How can you stay positive in your approach to project management work when you need to spend so much of your time on what has gone wrong, is going wrong or might go wrong? The PMBOK®, for example, has 11 Monitoring and Control processes, as well as the whole Risk Management Knowledge Area to keep you thinking about the dark side.
This quote from Jack Lemmon helps me to prevent control paralysis – “Failure seldom stops you. What stops you is the fear of failure.” The way we approach accountability for project outcomes affects the way we manage all aspects of the project.
A few truths from Appreciative Inquiry can shed some light on this question: 1) what we focus on becomes the reality we create, and 2) the language we use creates our reality. Positive thinking encourages expansiveness… have you ever included the risks of success in a risk assessment?
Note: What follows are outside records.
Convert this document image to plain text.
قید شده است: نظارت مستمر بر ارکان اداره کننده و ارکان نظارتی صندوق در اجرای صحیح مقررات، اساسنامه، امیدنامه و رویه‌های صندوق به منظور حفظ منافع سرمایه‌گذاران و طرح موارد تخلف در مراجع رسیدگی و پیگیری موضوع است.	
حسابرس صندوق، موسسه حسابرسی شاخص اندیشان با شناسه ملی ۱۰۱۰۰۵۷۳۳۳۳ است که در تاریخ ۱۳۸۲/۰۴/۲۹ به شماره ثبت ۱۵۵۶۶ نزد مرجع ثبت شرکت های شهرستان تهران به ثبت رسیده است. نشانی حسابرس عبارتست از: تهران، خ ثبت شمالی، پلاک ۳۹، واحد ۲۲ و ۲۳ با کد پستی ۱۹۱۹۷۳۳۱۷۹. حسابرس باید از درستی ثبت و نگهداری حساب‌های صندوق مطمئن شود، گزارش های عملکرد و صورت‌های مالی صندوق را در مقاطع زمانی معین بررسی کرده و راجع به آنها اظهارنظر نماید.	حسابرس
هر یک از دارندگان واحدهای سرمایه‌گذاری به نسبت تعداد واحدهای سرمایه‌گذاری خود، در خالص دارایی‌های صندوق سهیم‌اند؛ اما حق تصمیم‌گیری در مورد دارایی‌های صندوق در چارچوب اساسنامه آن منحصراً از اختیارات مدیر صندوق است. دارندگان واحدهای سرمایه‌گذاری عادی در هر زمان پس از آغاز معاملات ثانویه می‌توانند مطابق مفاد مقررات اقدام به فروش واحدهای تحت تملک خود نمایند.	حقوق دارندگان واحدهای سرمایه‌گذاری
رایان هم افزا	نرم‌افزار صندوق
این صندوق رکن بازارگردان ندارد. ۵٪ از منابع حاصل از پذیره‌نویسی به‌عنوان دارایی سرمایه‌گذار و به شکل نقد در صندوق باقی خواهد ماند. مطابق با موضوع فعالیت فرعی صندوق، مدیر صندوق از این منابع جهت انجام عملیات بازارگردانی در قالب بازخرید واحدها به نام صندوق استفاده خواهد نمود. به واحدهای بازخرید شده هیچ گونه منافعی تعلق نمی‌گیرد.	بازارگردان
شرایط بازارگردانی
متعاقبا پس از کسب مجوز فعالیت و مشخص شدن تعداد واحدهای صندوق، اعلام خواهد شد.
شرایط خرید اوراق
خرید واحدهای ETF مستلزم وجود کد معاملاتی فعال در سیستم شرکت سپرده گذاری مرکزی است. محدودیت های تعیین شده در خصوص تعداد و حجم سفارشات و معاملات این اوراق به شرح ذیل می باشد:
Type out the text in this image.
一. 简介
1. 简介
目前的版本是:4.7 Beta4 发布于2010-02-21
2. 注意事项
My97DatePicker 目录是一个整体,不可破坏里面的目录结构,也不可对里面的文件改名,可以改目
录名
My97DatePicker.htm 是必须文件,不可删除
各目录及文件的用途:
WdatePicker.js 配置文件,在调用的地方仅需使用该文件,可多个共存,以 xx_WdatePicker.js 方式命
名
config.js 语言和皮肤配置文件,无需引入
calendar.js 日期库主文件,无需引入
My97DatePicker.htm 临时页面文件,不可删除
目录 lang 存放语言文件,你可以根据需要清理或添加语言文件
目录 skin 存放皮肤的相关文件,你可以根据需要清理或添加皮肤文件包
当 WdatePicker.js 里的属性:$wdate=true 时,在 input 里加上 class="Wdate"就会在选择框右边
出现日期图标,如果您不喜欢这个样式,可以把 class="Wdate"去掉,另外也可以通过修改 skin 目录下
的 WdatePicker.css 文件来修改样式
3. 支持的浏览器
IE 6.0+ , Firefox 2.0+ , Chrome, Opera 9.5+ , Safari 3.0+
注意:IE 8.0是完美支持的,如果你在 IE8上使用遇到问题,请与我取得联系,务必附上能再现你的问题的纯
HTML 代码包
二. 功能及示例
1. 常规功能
If you said to a team member “this is a good status report, but you forgot the data for three divisions”, I’d bet that the but you forgot would make a more lasting impression than the fact that it was a good report. The word BUT, said to stand for Big Underlying Truth because of what usually follows it, often introduces negativity and confusion about true intention.
Experiment: for clearer and more positive communication, try using AND instead of BUT for a couple of days. It may feel awkward or strange, and be prepared for a concerted effort.
Think about this – how much of your time and energy spent on control is reasonable and how much is cover-your BUT?